“I have never been able to afford the time or money to complete my formal education; yet I have persisted. It has been a very arduous road to hoe with few joys and few rewards, loads of suspicions, rumors, misunderstandings and disappointments—and over 5,000 rejection slips. Yet, I persist.”
—From the Facebook page of Wanda Coleman
Noted author and poet Wanda Coleman, who helped broaden Los Angeles’ literary reputation during the maelstrom of the 1960s, has died at age 67. Unconfirmed reports said she expired because of a brain aneurysm at West Hollywood’s Cedars Sinai Medical Center, after a lengthy illness.
Born in 1946, this native Angeleno (by way of Watts) was brought up in a working class family that prized literature and music, passions that sustained the closeted bookworm as she negotiated an educational environ both hostile and callous.
Her intellectual predisposition not-with-standing, she found acceptance within the Los Angeles schools difficult due to her appearance, in sharp contrast to the acceptable standards of physical attractiveness for the time.
“I knew that the second I entered the classroom,“ she remembered in her 2005 series of essays, “The Riot Inside Me: More Trials and Tremors,” “I would face the ongoing ridicule garnered by my kinky grade of hair, bright eyes, toothy smile, and dark skin—not from the White students, the few Mexican, Asian American, and Filipino students, or the teacher, but from my Black classmates.”
Coleman said she wrote this title (in which she is heralded on the back cover as “the uncrowned poet laureate of Los Angeles”) in response to both the 1965 Watts Riot (or if you wish, rebellion) and the 1992 uprising. The chapters and sub-titles within this collection of nonfiction prose do indeed reflect the turbulence of the times, with provocative chapter titles like “We are all O.J.,” and “Angela’s Big Night,” the latter culled from a article in the L.A. Free Press deriding a fundraiser for leftist icon Angela Davis. This piece, filled with her trademark sarcasm, led to Coleman to being blackballed by the liberal and alternative press.
Her disconnect with formalized education continued after high school, as she attended a succession of colleges without earning a degree. Marrying and divorcing early, with two children to support, she worked at a series of low-paying jobs before drifting into journalism in the 1970s.
Coleman did receive some mentoring by way of isolated writing groups, such as the Watts Writers Workshop, which produced other such notables as Stanley Crouch, Quincy Troupe, and the Watts Prophets.
These experiences informed her persona as a perpetual outsider, unafraid to go against the grain of the status quo, be it the traditional gatekeepers of literary taste who, as she stated in her introduction “frequently left (Black writers) out of the larger dialogues, particularly those on race,” and even the “sacred cows” of African American letters like Maya Angelou, whose autobiographical “A Song Flung Up to Heaven,” was unfavorably reviewed by Coleman (she dismissed it as “a sloppily written fake”) in the April 14, 2002 edition of the Los Angeles Times. This in turn, resulted in her being banned from Eso Won Books, the foremost retailer of Black literature in the city.

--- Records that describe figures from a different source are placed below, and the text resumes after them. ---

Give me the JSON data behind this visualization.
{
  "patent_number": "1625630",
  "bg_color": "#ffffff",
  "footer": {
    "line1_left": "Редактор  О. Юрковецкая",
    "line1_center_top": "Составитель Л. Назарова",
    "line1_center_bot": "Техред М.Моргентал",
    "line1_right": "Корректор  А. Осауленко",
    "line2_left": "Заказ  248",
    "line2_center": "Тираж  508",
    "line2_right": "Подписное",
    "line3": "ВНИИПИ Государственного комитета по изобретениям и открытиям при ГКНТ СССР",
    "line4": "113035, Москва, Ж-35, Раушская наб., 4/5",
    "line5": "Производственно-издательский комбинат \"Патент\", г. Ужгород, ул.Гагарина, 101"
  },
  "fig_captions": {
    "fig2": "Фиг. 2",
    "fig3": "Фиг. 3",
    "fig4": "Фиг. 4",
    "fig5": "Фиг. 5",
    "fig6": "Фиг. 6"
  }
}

Coleman was not unfamiliar with the struggles of earning a living while following her artistic muse, collecting an estimated 3,000 rejection slips before achieving the endorsement of publication in small magazines and boutique book companies.
Another form of validation came for this college drop out with an invitation to teach at various institutions of higher learning, and the production of some of her plays at Stanford University, UCLA, and USC.
Her fierce individualism not-with-standing, Coleman did achieve success in “legitimate” bastions, becoming the first Black woman to win an Emmy as a writer for the soap opera “Days of Our Lives,” in 1975-76, earning a National Endowment for the Arts grant in 1981-82, and winning a Guggenheim Fellowship in 1984. But, first and foremost, she remained an uncompromising wordsmith intent on pursuing her vision regardless of those offended in the process.
Wanda Coleman, alternatively known as the “High Priestess of Word,” and the “L.A. Blues woman,” was born Wanda Evans to George and Lewana Evans on Nov. 13, 1946. She is survived by her husband, the poet Austin Straus.